Abstract:
"Over the years, relational database management systems (RDBMs) have been in use among both technical and non-technical professionals. However, it is apparent that the query languages that are used to extract data from RDBMs require extensive knowledge. Hence, ample research has been conducted on natural language interfaces for query languages such as SQL. Nevertheless, previous research contains some limitations including limited support for unseen databases, limited accuracy for complex natural language expressions and complexity of generating constants in SQL. It is evident that the limitation of parsing complex natural language expressions to SQL queries has rarely been addressed in the existing literature.
A rule-based approach is applied in this research to overcome the limited accuracy of translating complex natural language expressions to SQL. Thereby, a unique set of rules is defined to identify table names, column names, conditions, table joins, aggregate operators, GROUP BY and ORDER BY scenarios that are associated with a given natural language expression.
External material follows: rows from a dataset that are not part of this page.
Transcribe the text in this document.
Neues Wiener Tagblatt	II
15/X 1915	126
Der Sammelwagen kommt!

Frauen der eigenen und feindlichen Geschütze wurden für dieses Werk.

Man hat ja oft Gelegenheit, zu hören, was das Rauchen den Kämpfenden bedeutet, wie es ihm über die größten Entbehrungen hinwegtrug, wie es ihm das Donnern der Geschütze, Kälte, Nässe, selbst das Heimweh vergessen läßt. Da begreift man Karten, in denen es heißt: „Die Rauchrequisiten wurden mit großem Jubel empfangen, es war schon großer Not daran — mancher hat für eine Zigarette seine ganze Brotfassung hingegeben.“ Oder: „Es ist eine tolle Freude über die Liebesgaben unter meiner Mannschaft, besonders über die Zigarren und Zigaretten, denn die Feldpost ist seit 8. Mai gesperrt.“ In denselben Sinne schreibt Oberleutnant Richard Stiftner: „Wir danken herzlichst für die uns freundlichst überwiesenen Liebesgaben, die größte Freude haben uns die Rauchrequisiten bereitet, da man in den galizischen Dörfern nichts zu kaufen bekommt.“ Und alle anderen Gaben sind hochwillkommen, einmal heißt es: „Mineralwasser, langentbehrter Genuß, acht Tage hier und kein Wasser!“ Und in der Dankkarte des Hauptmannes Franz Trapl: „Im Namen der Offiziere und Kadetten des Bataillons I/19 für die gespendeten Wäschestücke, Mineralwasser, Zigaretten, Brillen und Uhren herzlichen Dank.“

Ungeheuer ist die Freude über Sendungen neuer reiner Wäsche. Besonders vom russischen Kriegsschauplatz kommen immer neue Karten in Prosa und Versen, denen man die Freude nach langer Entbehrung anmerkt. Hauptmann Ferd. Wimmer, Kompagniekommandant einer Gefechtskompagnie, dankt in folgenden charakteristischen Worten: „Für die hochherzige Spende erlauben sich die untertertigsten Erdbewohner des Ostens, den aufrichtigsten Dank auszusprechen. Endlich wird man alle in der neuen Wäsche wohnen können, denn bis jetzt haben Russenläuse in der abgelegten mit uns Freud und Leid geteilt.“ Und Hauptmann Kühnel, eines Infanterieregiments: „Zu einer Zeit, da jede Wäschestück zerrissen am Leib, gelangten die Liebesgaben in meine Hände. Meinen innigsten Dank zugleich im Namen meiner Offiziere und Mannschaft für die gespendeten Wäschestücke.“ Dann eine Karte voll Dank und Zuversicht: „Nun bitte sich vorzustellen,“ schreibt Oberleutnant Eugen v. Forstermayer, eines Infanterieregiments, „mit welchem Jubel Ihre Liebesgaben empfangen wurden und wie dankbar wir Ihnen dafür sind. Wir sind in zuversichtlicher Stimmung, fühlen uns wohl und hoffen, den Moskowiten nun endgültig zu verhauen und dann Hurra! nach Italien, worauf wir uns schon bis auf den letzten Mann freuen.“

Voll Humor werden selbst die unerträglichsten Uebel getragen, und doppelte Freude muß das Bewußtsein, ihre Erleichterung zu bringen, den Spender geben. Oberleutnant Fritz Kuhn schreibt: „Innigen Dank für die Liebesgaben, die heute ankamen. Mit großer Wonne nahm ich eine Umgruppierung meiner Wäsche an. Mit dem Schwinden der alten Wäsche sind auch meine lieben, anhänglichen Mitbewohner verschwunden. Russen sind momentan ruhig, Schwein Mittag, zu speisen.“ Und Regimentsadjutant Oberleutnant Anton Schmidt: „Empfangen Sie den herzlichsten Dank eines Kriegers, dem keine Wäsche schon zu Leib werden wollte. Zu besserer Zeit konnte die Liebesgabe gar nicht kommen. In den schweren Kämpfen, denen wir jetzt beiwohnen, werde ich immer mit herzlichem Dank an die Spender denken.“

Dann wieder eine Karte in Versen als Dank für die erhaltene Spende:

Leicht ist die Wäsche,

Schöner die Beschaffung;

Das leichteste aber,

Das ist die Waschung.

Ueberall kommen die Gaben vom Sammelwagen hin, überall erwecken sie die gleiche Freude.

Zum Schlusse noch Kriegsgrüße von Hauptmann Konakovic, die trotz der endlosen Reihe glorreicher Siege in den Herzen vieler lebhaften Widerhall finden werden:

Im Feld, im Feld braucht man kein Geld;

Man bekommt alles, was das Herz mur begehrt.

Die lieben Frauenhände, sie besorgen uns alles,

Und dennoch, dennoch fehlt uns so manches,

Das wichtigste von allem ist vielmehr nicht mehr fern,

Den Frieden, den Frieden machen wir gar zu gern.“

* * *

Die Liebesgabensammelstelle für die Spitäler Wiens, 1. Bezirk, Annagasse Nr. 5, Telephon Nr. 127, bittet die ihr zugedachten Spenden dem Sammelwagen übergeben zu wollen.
Furthermore, the rules are derived by applying dependency parsing and regular expressions.
The accuracy of QueryLift was evaluated using a self-composed dataset which has yielded 84% accuracy. Spider dataset was used to conduct competitive benchmarking and ensure cross domain adaptability. The system, QueryLift was compared with NaLIR and Templar which are state of the art rule-based systems. Thereby, QueryLift has revealed 4.1% accuracy which is higher than the accuracy of both NaLIR and Templar."